Figuras da AH Bombeiros VC Taipas | 4 - Custódio Gonçalves da Cunha (I)
A propósito do 4º e último Presidente da Direcção da Associação Humanitária dos Bombeiros Voluntários de Caldas das Taipas, sem fotografia na galeria do Salão Nobre, teve a qualidade de interino no deambular do ano de 1928 para o ano de 1929, quando no final do ano de 1928 a Assembleia Geral de sócios decide que os mandatos anuais devam começar em julho e não em janeiro de cada ano, como até fora até ali. É por isso, neste período de transição de ½ ano que Custódio Gonçalves da Cunha assume a presidência da corporação na Assembleia Geral de 01-01-1929.
Abaixo se transcreve estes factos, deambulados em mais um dos muitos períodos conturbados que os Bombeiros das Taipas passaram.
20-05-1928 - Assumiu a Presidência o 2º Secretário, Custódio Gonçalves da Cunha, por o Presidente ter pedido a demissão, o Vice-Presidente estar ausente, e o 1º Secretário se recusar a assinar a convocatória e não se encontrar presente. O Presidente declarando aberta a sessão pediu à Assembleia em virtude do seu estado avançado de idade e por se encontrar um pouco enfermo, que o dispensassem indicando para o substituir o Sr. José Mendes Leite de Faria, secretariado pelos Srs. Francisco Teixeira Mendes e Abílio Crespo da Costa Menezes, indicação que a Assembleia aceitou e aprovou. A Assembleia-geral resolveu:
- a) Dissolver desde logo o corpo activo, ficando encarregada da sua reorganização a Direcção.
- b) Que fossem expulsos da Associação o 1º Comandante do corpo activo, Sr. Manuel José Pereira, Cândido Ribeiro Capela, José Custódio de Freitas Júnior, António da Costa, Amâncio José Maria da Silva, Domingos de Souza Ferreira Magalhães, João Ribeiro Baptista, por serem elementos de indisciplina prejudiciais à Associação, bem como o sócio protector Sr. Lourenço da Silva Braga, por ter apresentado à Direcção uma proposta para admissão de novos sócios com nomes de indivíduos que não tinham autorizado a inclusão dos seus nomes na proposta, nem dela tinham conhecimento como se prova.
- c) Aprovar um voto de louvor à Direcção pelo zelo e competência que tem mostrado na gerência dos interesses da Associação.
26-05-1928 - CALDAS DAS TAIPAS: Bombeiros Voluntários. Domingo passado, dia 20 do corrente mês, reuniu extraordinariamente a Assembleia-geral de sócios da Associação Humanitária dos Bombeiros Voluntários desta povoação, a requerimento da Direcção. Os motivos que determinaram essa reunião foram os seguintes:
- Apreciar o pedido de demissão apresentado por escrito em 23 de Fevereiro último pelo Sr. Francisco Braga, Presidente da mesa da Assembleia-geral.

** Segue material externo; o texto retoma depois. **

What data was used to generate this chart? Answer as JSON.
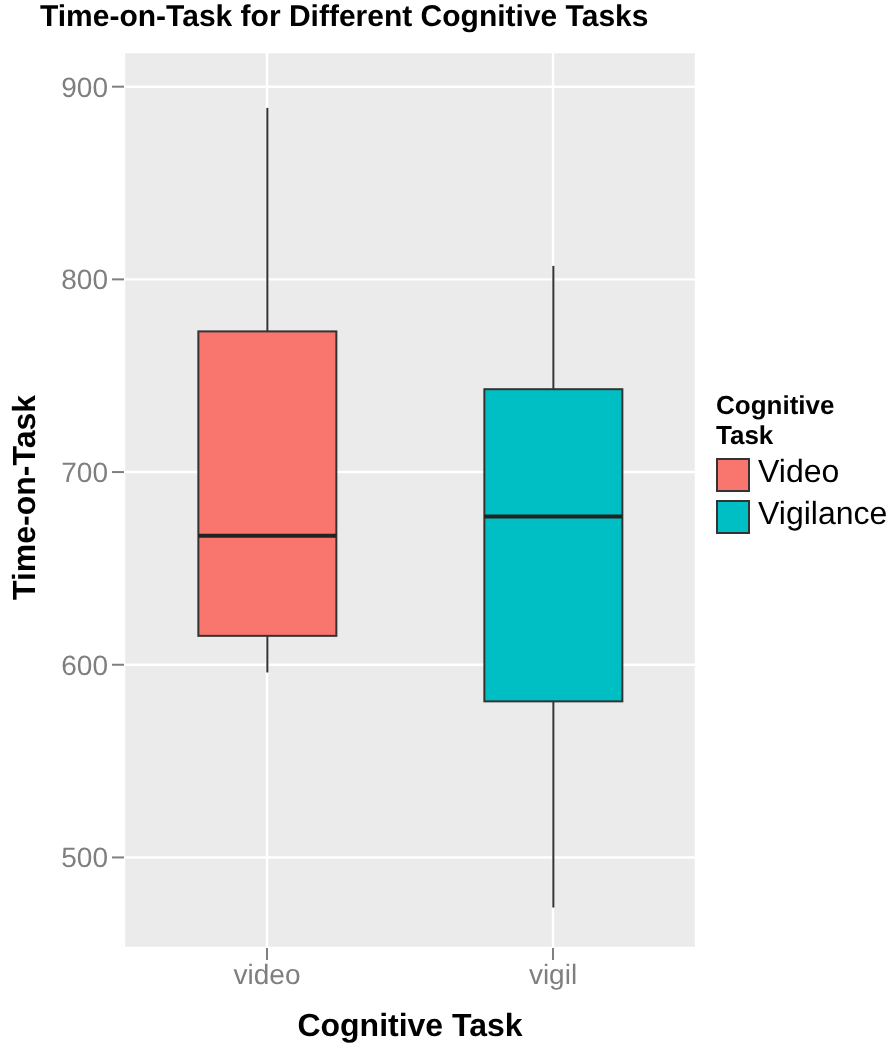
{
  "chart_data": {
    "type": "box",
    "title": "Time-on-Task for Different Cognitive Tasks",
    "xlabel": "Cognitive Task",
    "ylabel": "Time-on-Task",
    "legend_title": "Cognitive Task",
    "categories": [
      "video",
      "vigil"
    ],
    "series": [
      {
        "name": "Video",
        "color": "#f8766d",
        "boxes": [
          {
            "low": 596,
            "q1": 615,
            "median": 667,
            "q3": 773,
            "high": 889
          },
          null
        ]
      },
      {
        "name": "Vigilance",
        "color": "#00bfc4",
        "boxes": [
          null,
          {
            "low": 474,
            "q1": 581,
            "median": 677,
            "q3": 743,
            "high": 807
          }
        ]
      }
    ],
    "ylim": [
      453,
      918
    ],
    "yticks": [
      500,
      600,
      700,
      800,
      900
    ],
    "grid": true,
    "legend": "right"
  }
}
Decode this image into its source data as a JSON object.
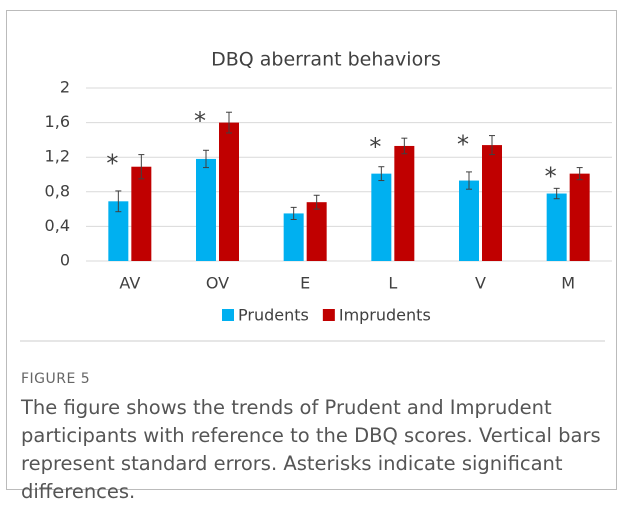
{
  "chart_data": {
    "type": "bar",
    "title": "DBQ aberrant behaviors",
    "categories": [
      "AV",
      "OV",
      "E",
      "L",
      "V",
      "M"
    ],
    "series": [
      {
        "name": "Prudents",
        "color": "#00b0f0",
        "values": [
          0.69,
          1.18,
          0.55,
          1.01,
          0.93,
          0.78
        ],
        "errors": [
          0.12,
          0.1,
          0.07,
          0.08,
          0.1,
          0.06
        ]
      },
      {
        "name": "Imprudents",
        "color": "#c00000",
        "values": [
          1.09,
          1.6,
          0.68,
          1.33,
          1.34,
          1.01
        ],
        "errors": [
          0.14,
          0.12,
          0.08,
          0.09,
          0.11,
          0.07
        ]
      }
    ],
    "significance": [
      "*",
      "*",
      null,
      "*",
      "*",
      "*"
    ],
    "ylim": [
      0,
      2
    ],
    "yticks": [
      0,
      {
        "value": 0.4,
        "label": "0,4"
      },
      {
        "value": 0.8,
        "label": "0,8"
      },
      {
        "value": 1.2,
        "label": "1,2"
      },
      {
        "value": 1.6,
        "label": "1,6"
      },
      2
    ],
    "grid": true,
    "legend": "bottom"
  },
  "caption": {
    "label": "FIGURE 5",
    "text": "The figure shows the trends of Prudent and Imprudent participants with reference to the DBQ scores. Vertical bars represent standard errors. Asterisks indicate significant differences."
  }
}
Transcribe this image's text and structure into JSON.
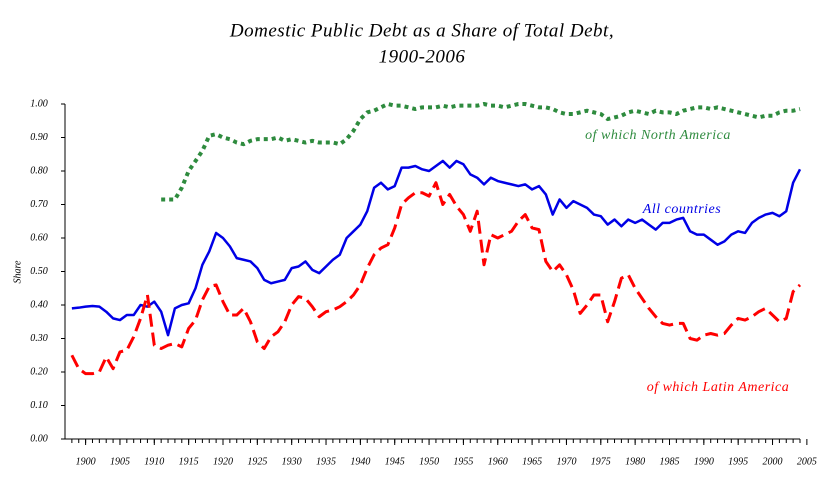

- Discutir e votar o relatório de contas da gerência do ano de 1927.
- Tomar conhecimento d’actos de indisciplina, praticados por vários sócios do corpo activo e resolver quais as medidas a tomar para que seja mantida a disciplina e prestígio da Associação.
- Apreciar a campanha dissolvente e de descrédito para a Associação, que vem sendo desenvolvida por alguns sócios activos.
- Apreciar e resolver o que julgar mais conveniente em presença do procedimento do 1.º Comandante do Corpo Activo, a quem a Direcção confiou os livros da Associação e abusivamente inscreveu sócios sem prévio conhecimento e sem aprovação da Direcção.
- Pronunciar-se sobre a necessidade ou conveniência de modificações nos estatutos vigentes, sua alteração e mesmo substituição por outros, quando se julgue conveniente.
Eram 15 horas quando a sala do edifício estava repleta de sócios de todas as classes, e que estavam no gozo dos seus direitos. Aberta a Assembleia, presidida pelo Ex.mo Sr. José Mendes Leite de Faria e secretariado pelos Ex.mos Srs. Francisco Teixeira Mendes e Abílio Crespo da Costa Menezes, usou da palavra o Ex.mo Presidente da Direcção, Dr. José Joaquim Machado Guimarães Júnior, que num eloquente discurso, pormenorizadamente mostrou à assembleia as razões da convocatória. Em seguida usou da palavra o sócio Alexandre Martins da Costa e Silva, que foi também aplaudido. Não se tendo inscrito mais nenhum orador, a assembleia pronunciou-se sobre os assuntos da convocatória, dando o seguinte resultado: Aprovação por maioria da demissão apresentada pelo Sr. Francisco Braga de Presidente Assembleia-geral. Aprovação por maioria do relatório de contas apresentados pela Direcção da gerência do ano de 1927. Aprovação por maioria dos estatutos oficialmente aprovados em 1887 e pelos quais a Associação se deve reger para futuro. Rejeição dum documento apresentado por vários sócios. Rejeição dum documento apresentado por vários sócios. Expulsão do 1.º Comandante do corpo activo, bem assim dos sócios Cândido Ribeiro Capela, José Custódio de Freitas Júnior, Amâncio José Maria da Silva, António da Costa, Domingos Magalhães, João Baptista Sampaio, bem como do sócio protector Lourenço Braga por se ter provado com documentos a falsidade duma proposta apresentada á Direcção, sobre admissão de novos sócios, sem que para isso os mesmos tivessem conhecimento ou dado a sua autorização na inclusão dos seus nomes. Por último foi aprovado um voto de louvor que ficará exalado na acta à Direcção pelo zelo e competência com que tem mostrado na gerência dos negócios da Associação. A melhor resposta – Como o poder supremo da Associação Humanitária dos Bombeiros reside na Assembleia Geral, capítulo 3.º artigo 1.º dos estatutos, aí está a resposta mais clara e terminante aos artiguelhos publicados na “Velha Guarda”, da cidade de Guimarães. - Notícia jornalística.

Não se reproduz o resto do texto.